We all have that friend from our past who we think of fondly. The wild times we had, the crimes we couldn’t get away with now, memories that all start with a laugh…but now that friend has grown bitter and crass, their Facebook feed hidden so we don’t have to see the racist rants, the pyramid schemes, the conspiracy theories that turned our once-fun friend into a bloated monster.
For many music lovers, that friend is Morrissey.
The ex-Smiths frontman’s Low In High School is another addition to the ever-weakening Moz canon, a decline that started, frankly, with the B-side of Strangeways Here We Come and continues to fall into a seemingly bottomless pit of snide despair. The same man who wrote the lilting and lovely “Suedehead” is now whining out “Spent the Day in Bed”
(Side note: My editor, the lovely Robert Ham, saw Morrissey in Portland and reported that the merch booth has “Spent the Day in Bed” sleep masks, and my love of rock & roll home goods far outweighs my dislike of this song. What I’m saying is, please buy me one.)
If there’s one thing this album does have going for it right off the top, it’s that the songs are each musically distinct. They’re clearly separate entities; each of them could function as a single. “I Bury the Living” sounds, musically, exactly like you would imagine a song titled “I Bury The Living” would sound like—shivering keyboards and guitars that bounce back and forth like they’re being played like a marimba—while “All The Young People Must Fall In Love” has gospel handclaps and fresh, twangy guitars. Unfortunately, they all have heavy-handed Morrissey lyrics on top of them. We’re a long way from the exquisite poetry of “Why pamper life’s complexities when the leather runs smooth on the passenger seat?” Hell, we’re a long way from the subtlety of “Straightened myself out, thank you, drop dead.”
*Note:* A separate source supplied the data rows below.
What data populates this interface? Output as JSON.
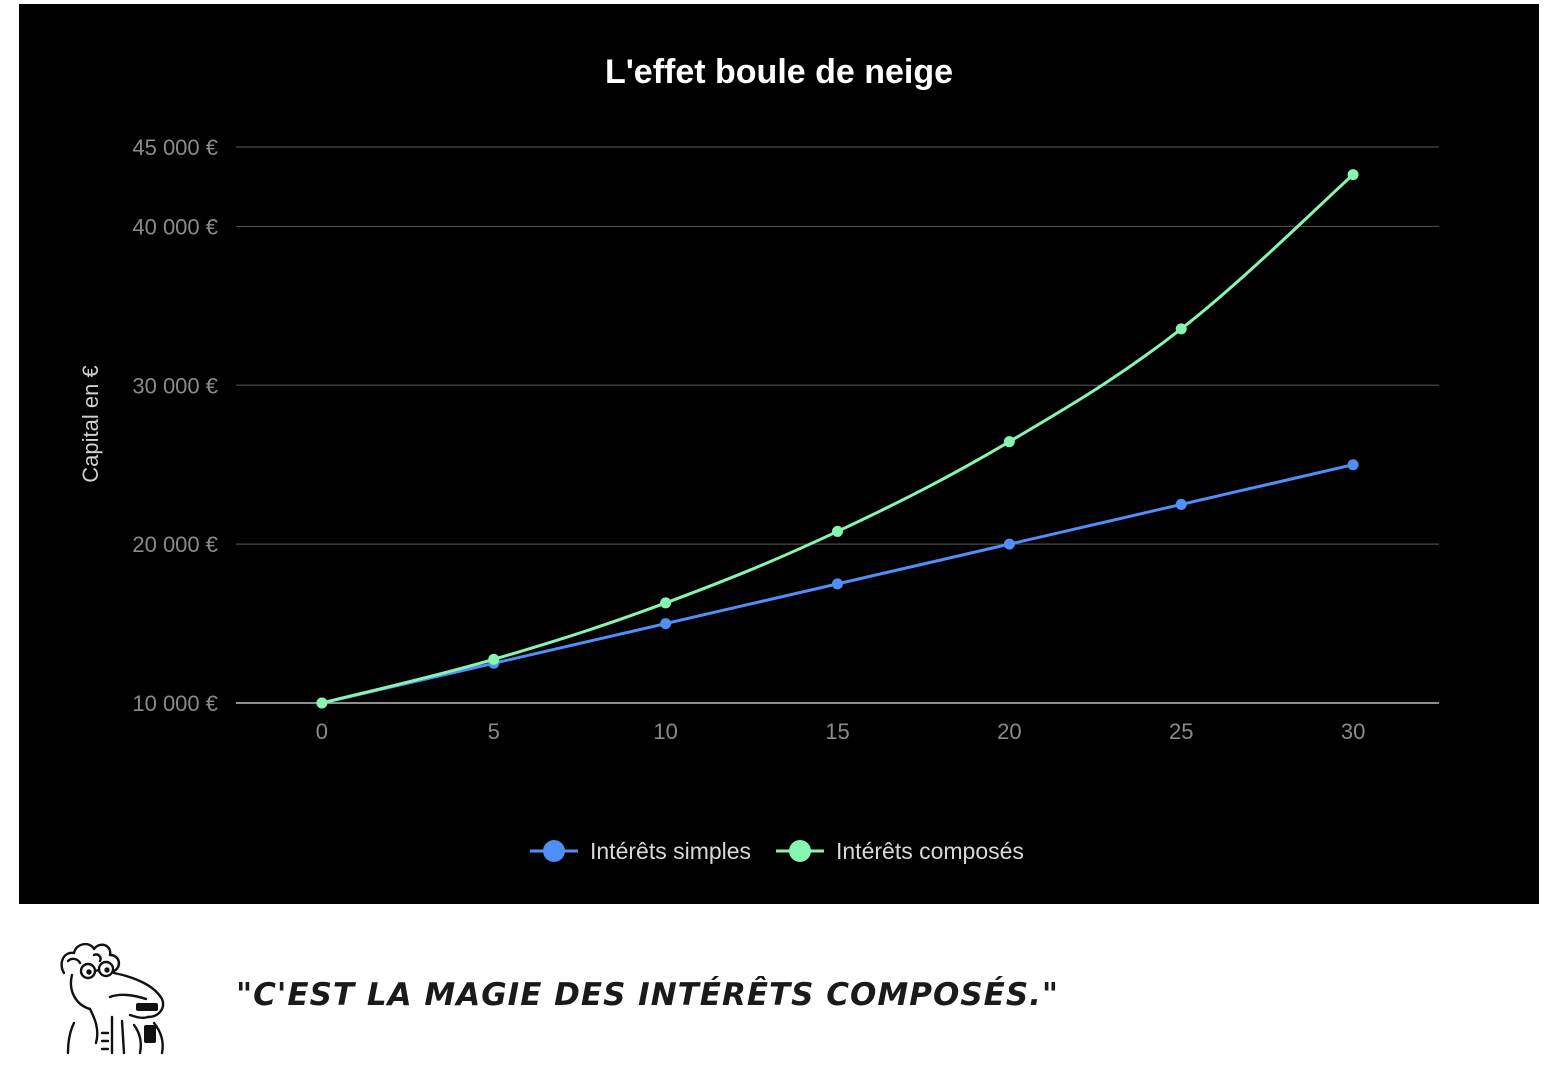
{
  "chart_data": {
    "type": "line",
    "title": "L'effet boule de neige",
    "xlabel": "",
    "ylabel": "Capital en €",
    "x": [
      0,
      5,
      10,
      15,
      20,
      25,
      30
    ],
    "x_ticks": [
      "0",
      "5",
      "10",
      "15",
      "20",
      "25",
      "30"
    ],
    "xlim": [
      -2.5,
      32.5
    ],
    "ylim": [
      10000,
      45000
    ],
    "y_ticks": [
      10000,
      20000,
      30000,
      40000,
      45000
    ],
    "y_tick_labels": [
      "10 000 €",
      "20 000 €",
      "30 000 €",
      "40 000 €",
      "45 000 €"
    ],
    "grid": true,
    "legend_position": "bottom",
    "series": [
      {
        "name": "Intérêts simples",
        "color": "#4f8ff7",
        "values": [
          10000,
          12500,
          15000,
          17500,
          20000,
          22500,
          25000
        ]
      },
      {
        "name": "Intérêts composés",
        "color": "#86f5b0",
        "values": [
          10000,
          12750,
          16300,
          20800,
          26450,
          33550,
          43260
        ]
      }
    ]
  },
  "caption": {
    "quote": "\"C'EST LA MAGIE DES INTÉRÊTS COMPOSÉS.\"",
    "mascot_icon": "bearded-character-drawing-icon"
  }
}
But the album’s first decent song, “Jacky’s Only Happy When She’s On Stage” would be much more enjoyable if it had been released earlier this year, but the repetition of “Everybody’s running to the exit” conjures up the terrorist attack on the Ariane Grande show in Manchester, Morrissey’s hometown, more than the Brexit allegory he may have been trying to spin. But “When You Open Your Legs” is the most honest song on the album. It’s simple and straightforward and sad and sweet. In other words, the Morrissey we know and love.
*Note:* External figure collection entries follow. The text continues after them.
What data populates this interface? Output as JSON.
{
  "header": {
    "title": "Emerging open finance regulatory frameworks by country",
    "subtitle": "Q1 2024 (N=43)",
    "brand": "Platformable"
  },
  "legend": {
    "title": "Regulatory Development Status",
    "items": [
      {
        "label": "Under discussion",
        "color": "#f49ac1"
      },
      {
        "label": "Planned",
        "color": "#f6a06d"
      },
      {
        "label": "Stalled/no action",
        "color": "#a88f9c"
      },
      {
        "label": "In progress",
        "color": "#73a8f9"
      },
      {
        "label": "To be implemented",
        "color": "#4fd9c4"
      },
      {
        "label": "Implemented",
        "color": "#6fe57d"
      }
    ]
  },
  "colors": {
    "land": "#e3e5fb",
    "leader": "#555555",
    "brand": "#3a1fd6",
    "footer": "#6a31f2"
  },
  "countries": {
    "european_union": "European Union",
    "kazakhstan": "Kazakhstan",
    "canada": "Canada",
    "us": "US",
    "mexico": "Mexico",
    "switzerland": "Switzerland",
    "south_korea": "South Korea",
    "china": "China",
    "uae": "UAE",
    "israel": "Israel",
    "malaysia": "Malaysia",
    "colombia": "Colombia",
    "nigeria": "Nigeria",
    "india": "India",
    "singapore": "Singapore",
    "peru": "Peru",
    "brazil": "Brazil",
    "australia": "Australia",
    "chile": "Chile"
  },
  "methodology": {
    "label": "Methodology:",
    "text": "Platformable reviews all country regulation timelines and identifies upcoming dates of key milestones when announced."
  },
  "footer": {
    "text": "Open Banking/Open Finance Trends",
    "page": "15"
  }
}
But most frustrating about this album are the shades of old Morrissey; “My Love, I’d Do Anything For You” has shades of “Glamorous Glue” in all of its rock-grind posturing. But lyrically, he far overestimates his influence. “Society’s hell/you need me just like I need you,” he sings. Raise your hands if you no longer need a 58-year-old hipster to speak for what you feel inside. Similarly, “I Wish You Lonely” and “Home is a Question” sounds like one of the many Morrissey knock-off acts that rose up in the early 2000s; all of the misery, none of the charm. This would be a great Nightmare of You song, but Moz wrote “Sister, I’m a Poet.” He has no excuse for this drivel. The songs themselves aren’t bad, they’re just not good.
Think of Low In High School as you head home for Thanksgiving. Maybe you’ll go to the old bar, see who’s hanging out. But you know who is going to be there, running his dumb mouth? Your Morrissey. Maybe you’ll remember the good times. But more than likely, you’ll have to listen to a bunch of drivel. No punches will get thrown, just as you probably wouldn’t throw this album out the car window. But you’re not going to enjoy the experience, no matter how high your hopes were. The time has passed and while yes, society is hell, we don’t need you anymore Morrissey.